Les adjuvants ont peu d’effet sur l’action des insecticides. Les Chambres d’agriculture de Bourgogne précisent là qu’il est toujours possible d’améliorer la couverture de la plante lors de traitements à bas volume (< 100 l/ha) en utilisant des mouillants type Héliosol, Silwet L-77 ou Sticman, notamment pour les interventions à des niveaux de biomasse importants comme lors d’une action contre les méligèthes sur colza ou contre les pucerons à la floraison des pois.

Au moment de la régulation, les adjuvants ont un intérêt en conditions difficiles mais n’auront vraiment d’effet qu’une fois sur deux. Un acidifiant peut aider à régulariser leur activité. Eviter les mélanges herbicide, régulateur et huile, très agressifs.

Améliorer la couverture de la feuille

Avec les fongicides, l’intérêt des adjuvants reste assez peu documenté. Les formulations sont généralement déjà correctement pourvues. Cependant, avec le chlorothalonil, produit de contact, un adjuvant comme Sticman peut améliorer la rétention de la goutte sur la feuille, son étalement et réduire la sensibilité au lessivage.

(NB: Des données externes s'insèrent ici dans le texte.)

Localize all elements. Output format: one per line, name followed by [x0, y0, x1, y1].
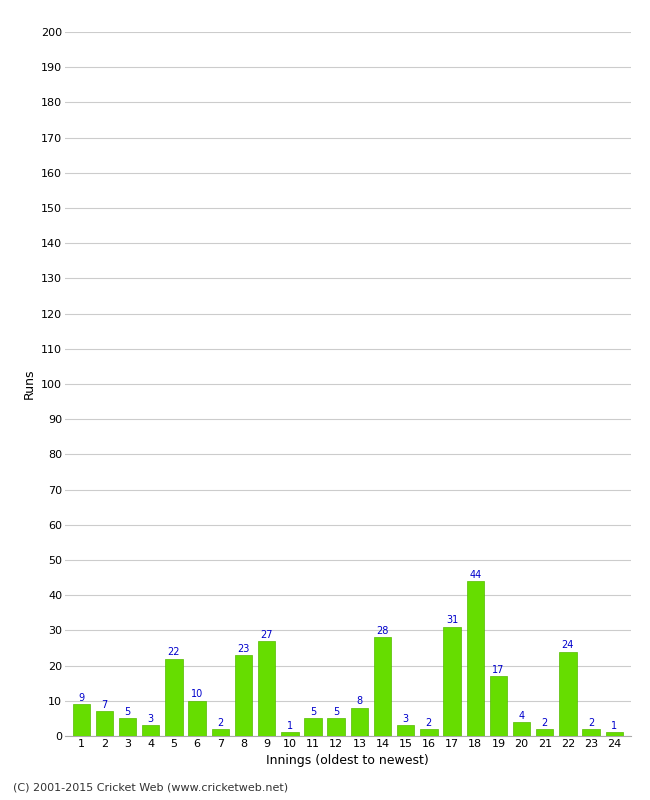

Pictor Pro, boscalid, semble également bien réagir à un mélange avec Sticman dans le cadre de la lutte contre sclérotinia. Pour les systémiques, triazoles et Sdhi, appliqués en bas volume, un mouillant et du sulfate d’ammonium permettent de limiter la dérive et de conserver un peu d’hygrométrie autour de la goutte notamment pour les formulations SL (liquides solubles).

Différents adjuvants, différentes propriétés

Pour obtenir son autorisation de mise en marché, un adjuvant doit posséder une ou plusieurs des qualités suivantes (source Association française des adjuvants) :

incorporation des produits dans la cuve

Dans la cuve

  • Amélioration de la qualité de la bouillie : stabilise et maintient les propriétés physiques des matières actives lors de la préparation de la bouillie. Les anti-mousse empêchent la formation de mousse dans la cuve. Les acidifiants permettent de maintenir le pH entre 5 et 7 alors que certaines matières actives sont rapidement dégradées dans un milieu basique (pH > 7). Ex. : Li 700.
  • Maintien des propriétés de la préparation : fonction d’homogénéisation, ils neutralisent les eaux dures, tamponnent le pH et/ou stabilisent la bouillie (présence de tensio-actifs).

pulvérisation

A la sortie des buses

  • Amélioration de la qualité de la pulvérisation par limitation de la dérive : les gouttelettes les plus fines se dispersant dans l’atmosphère, ils homogénéisent leurs tailles en limitant les plus petites. Ex. : Li 700, Silwet L-77.

Au niveau de la cible

  • Amélioration de la rétention : ils favorisent le maintien des gouttes sur la feuille, grâce à une réduction du rebond et selon la mouillabilité de la feuille. Ex. : Sticman, Silwet L-77.

gouttes de rosée sur feuille de blé

  • Amélioration de l’étalement : appelés mouillants, ces produits augmentent la surface de contact entre la goutte et son support. Ex. : Sticman, Héliosol, Surf 2000.
  • Réduction du lessivage : apportent une meilleure résistance à la pluie voire à l’évaporation grâce à des propriétés adhésives ou humectantes. Ex. : Sticman, Biofix, sulfate d’ammonium.
  • Amélioration de la pénétration : agissent sur la cuticule de la feuille pour une diffusion accélérée de la matière active dans la plante. Ex. : Li 700, Vegelux (huiles).

Ordre d’introduction dans la cuve des différents composants de la bouillie

Les adjuvants ayant une action sur la qualité de l’eau seront introduits en premier. Il s’agit des correcteurs de dureté, acidifiants et ceux employés en vue d’homogénéiser la bouillie. Les produits, tels que les tensio-actifs ou les mouillants, les huiles minérales ou végétales seront ajoutés en dernier, après les substances phytosanitaires.